While talking to someone way smarter than me we collaboratively determined that FCC issued Amateur Callsigns constitute PII.
For the following reasons:
PII is defined “Any representation of information that permits the identity of an individual to whom the information applies to be reasonably inferred by either direct or indirect means.” US Department of Labor 1
FCC Callsigns are issued by a federal agency specifically as a unique identifier that is inextricably linked to an individual with the sole purpose of identifying the individual. US FCC 2
When getting a callsign from the FCC, by registration and license requirements, you are required to give your name and address for publication broadly. If the callsign is searched on the ULS, that information is all publicly accessible.
In essence, this isn’t too much different from the government suddenly deciding to publish all License Plate numbers to a public database, or social security numbers to a public database. This information is often used for advertising purposes (ARRL is a big one here), correspondance between Radio Amateurs (HAMS) often in the form of QSL cards, and, in some cases, to abuse and harrass radio amateurs 3 (citation as one example only, with an interesting discussion in the thread).

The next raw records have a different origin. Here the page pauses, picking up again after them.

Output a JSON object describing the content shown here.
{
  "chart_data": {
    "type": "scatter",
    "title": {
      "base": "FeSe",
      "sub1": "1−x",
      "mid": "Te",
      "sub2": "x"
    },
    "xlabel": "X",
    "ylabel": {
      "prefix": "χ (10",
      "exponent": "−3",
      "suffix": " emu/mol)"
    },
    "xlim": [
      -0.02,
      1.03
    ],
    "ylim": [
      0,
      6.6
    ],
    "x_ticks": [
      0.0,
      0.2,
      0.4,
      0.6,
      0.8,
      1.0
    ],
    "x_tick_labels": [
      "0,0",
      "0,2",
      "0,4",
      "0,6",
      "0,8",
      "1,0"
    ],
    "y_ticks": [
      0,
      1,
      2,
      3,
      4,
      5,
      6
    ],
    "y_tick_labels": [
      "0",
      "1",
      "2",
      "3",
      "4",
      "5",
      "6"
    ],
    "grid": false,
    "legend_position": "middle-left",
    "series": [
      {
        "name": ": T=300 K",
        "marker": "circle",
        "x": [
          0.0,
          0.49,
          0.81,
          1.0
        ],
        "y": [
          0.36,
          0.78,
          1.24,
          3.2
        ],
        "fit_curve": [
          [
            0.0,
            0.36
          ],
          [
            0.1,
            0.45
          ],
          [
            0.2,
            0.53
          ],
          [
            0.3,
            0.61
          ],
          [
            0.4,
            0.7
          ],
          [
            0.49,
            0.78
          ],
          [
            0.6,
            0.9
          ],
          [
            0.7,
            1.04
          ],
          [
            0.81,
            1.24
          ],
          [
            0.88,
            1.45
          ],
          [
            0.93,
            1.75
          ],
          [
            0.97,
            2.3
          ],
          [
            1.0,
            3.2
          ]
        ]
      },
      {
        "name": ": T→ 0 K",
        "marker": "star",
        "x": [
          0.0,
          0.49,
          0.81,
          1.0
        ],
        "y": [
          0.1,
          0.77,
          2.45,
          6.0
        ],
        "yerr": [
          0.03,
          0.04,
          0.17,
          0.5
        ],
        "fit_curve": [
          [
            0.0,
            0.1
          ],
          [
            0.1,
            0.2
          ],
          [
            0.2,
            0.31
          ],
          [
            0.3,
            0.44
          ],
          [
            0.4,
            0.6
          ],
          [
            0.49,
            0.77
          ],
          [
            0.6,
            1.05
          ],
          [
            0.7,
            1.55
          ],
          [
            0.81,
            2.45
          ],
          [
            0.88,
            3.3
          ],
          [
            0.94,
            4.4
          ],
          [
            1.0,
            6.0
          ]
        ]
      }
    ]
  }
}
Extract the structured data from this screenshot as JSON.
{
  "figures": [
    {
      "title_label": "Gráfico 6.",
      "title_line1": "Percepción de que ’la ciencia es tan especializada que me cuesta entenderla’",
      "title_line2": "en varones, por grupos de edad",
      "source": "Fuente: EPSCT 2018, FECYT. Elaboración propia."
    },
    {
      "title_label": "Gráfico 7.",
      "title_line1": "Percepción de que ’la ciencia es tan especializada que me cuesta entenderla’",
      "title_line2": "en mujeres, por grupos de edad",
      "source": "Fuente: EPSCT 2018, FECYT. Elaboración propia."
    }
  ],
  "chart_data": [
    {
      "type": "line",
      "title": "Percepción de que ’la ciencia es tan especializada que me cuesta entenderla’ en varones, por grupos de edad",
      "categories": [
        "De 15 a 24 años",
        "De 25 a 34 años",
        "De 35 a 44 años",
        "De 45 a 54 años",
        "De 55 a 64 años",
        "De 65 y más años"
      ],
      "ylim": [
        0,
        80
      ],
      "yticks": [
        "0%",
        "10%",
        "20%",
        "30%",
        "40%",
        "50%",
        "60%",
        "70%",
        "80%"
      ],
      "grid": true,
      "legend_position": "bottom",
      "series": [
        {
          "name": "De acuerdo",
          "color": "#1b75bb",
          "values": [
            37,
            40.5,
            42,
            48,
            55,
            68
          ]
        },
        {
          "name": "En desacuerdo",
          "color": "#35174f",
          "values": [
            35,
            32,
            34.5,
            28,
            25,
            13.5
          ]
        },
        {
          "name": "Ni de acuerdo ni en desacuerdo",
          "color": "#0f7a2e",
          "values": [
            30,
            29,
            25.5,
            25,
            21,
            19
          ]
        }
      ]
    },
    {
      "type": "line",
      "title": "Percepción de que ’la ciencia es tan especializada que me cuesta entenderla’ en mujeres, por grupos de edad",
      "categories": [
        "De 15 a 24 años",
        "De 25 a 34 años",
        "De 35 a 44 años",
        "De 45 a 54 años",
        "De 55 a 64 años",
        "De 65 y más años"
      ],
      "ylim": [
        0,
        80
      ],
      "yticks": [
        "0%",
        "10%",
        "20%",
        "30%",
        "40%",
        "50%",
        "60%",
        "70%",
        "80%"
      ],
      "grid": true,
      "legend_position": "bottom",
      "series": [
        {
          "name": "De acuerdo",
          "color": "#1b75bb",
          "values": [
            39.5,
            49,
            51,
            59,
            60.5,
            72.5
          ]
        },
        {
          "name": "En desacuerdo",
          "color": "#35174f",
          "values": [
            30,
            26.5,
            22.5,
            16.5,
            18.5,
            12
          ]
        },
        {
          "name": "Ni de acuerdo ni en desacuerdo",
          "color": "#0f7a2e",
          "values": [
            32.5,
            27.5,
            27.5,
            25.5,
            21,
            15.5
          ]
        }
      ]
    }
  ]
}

Ultimately, there is a case to be made whereby we have to push our senators and representatives (such as they are) to have the FCC remove these addresses and PII from a publicly accessible database. An easy solution would be to include a method for digital communication of the station (an obfuscated email address for instance) and removal of specific address of the station, leaving only general location. This tracks also with the fact that when transmitting required location, that is provided not in address, but grid reference. Which is more reliably than address for a mobile ham (which many are at least part of the time ).
Just my two cents on the issue, but something I think should be considered moving forward.